Retraites, assurance-chômage, santé : trois sujets brûlants pour plus d’égalité

Huit ans de macronisme auront eu raison du mythe égalitaire français. Baisse des APL, réformes de l’assurance-chômage, RSA sous condition, etc. Les coups de semonce ont été nombreux. Passage en revue de trois sujets chauds.

Pierre Jequier-Zalc  • 17 septembre 2025 abonné·es
Retraites, assurance-chômage, santé : trois sujets brûlants pour plus d’égalité
Place de la République, à Paris, le 10 septembre 2025, lors du mouvement "Bloquons tout".
© Maxime Sirvins

Le « moment de vérité » de François Bayrou, le 15 juillet dernier, a marqué un tournant. Sa conférence de presse, décrite comme un « musée des horreurs » par les syndicats, a scellé la fin de son gouvernement. Autant de mesures austéritaires et inégalitaires qu’il n’a pas pu assumer jusqu’au bout. Désormais, son nouveau premier ministre doit choisir : apporter un peu d’égalité ou tomber.

La réforme des retraites

Sans abrogation, ce gouvernement tombera.

S. Binet

Deux ans et demi après sa mise en place au forceps, le recul de l’âge légal reste au cœur de la colère. Une réforme jugée injuste : elle frappe d’abord les plus précaires, en particulier les femmes et les métiers pénibles. « Il faut revenir sur la réforme de 2023 », martèle Marylise Léon (CFDT), après sa rencontre avec Sébastien Lecornu. « Sans abrogation, ce gouvernement tombera », avertit Sophie Binet (CGT) à la sortie de Matignon. Bayrou avait tenté de calmer la contestation avec une consultation sans suite. Sébastien Lecornu, lui, n’aura pas cette latitude. Les huit syndicats, divisés hier, se retrouvent unis le 18 septembre. Comme un air de revanche et la volonté de panser une plaie encore ouverte.

Sur le même sujet : Ce que « Bloquons tout » peut construire en vue du 18 septembre

L’assurance-chômage

Cette réforme est tout simplement inacceptable.

D. Gravouil

À l’inverse des retraites, la question de l’assurance-chômage ne mobilise guère. Pourtant, les quatre réformes successives de la Macronie ont profondément durci l’accès aux droits et réduit les indemnités. Elles ont fragilisé les chômeurs, accentuant la précarité, sans effet tangible sur l’emploi. Le 15 juillet dernier, Bayrou annonçait une cinquième réforme. Toujours la même logique : indemnisation plus faible, droits plus difficiles à ouvrir. Une politique inégalitaire alors que plus de 210 milliards d’euros sont distribués aux entreprises chaque année sans aucune contrepartie.

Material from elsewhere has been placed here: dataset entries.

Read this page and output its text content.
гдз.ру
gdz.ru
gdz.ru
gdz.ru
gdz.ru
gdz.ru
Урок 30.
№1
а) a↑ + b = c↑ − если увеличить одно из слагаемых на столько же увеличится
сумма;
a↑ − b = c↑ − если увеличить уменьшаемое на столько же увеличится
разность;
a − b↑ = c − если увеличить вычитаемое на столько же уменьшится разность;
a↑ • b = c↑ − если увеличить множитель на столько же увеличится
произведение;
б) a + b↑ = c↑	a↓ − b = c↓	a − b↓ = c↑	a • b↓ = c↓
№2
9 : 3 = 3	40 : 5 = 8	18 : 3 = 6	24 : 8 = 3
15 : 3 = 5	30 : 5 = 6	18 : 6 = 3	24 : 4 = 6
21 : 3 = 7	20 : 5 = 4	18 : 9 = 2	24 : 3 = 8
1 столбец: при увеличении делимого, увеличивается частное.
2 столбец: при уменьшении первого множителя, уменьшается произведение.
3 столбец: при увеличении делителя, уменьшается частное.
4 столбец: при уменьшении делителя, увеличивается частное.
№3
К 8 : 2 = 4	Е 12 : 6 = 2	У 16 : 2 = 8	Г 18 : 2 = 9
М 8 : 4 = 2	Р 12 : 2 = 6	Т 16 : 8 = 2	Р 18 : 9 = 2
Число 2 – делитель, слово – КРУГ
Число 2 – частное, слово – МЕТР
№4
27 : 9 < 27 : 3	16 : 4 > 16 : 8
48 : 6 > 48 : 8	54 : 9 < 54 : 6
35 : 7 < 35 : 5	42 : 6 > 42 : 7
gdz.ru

Sur le même sujet : Dossier : Assurance-chômage, le casse du gouvernement

Le projet dévoilé cet été inquiète les syndicats : remise en cause de la rupture conventionnelle, allongement de la durée minimale d’emploi pour ouvrir des droits, absence de revalorisation des allocations. Objectif : 4 milliards d’euros d’économie par an. « Cette réforme est tout simplement inacceptable », alerte Denis Gravouil (CGT). Mais Matignon est resté muet face aux critiques. Si le dossier passe au second plan derrière retraites et fiscalité, il n’en reste pas moins explosif.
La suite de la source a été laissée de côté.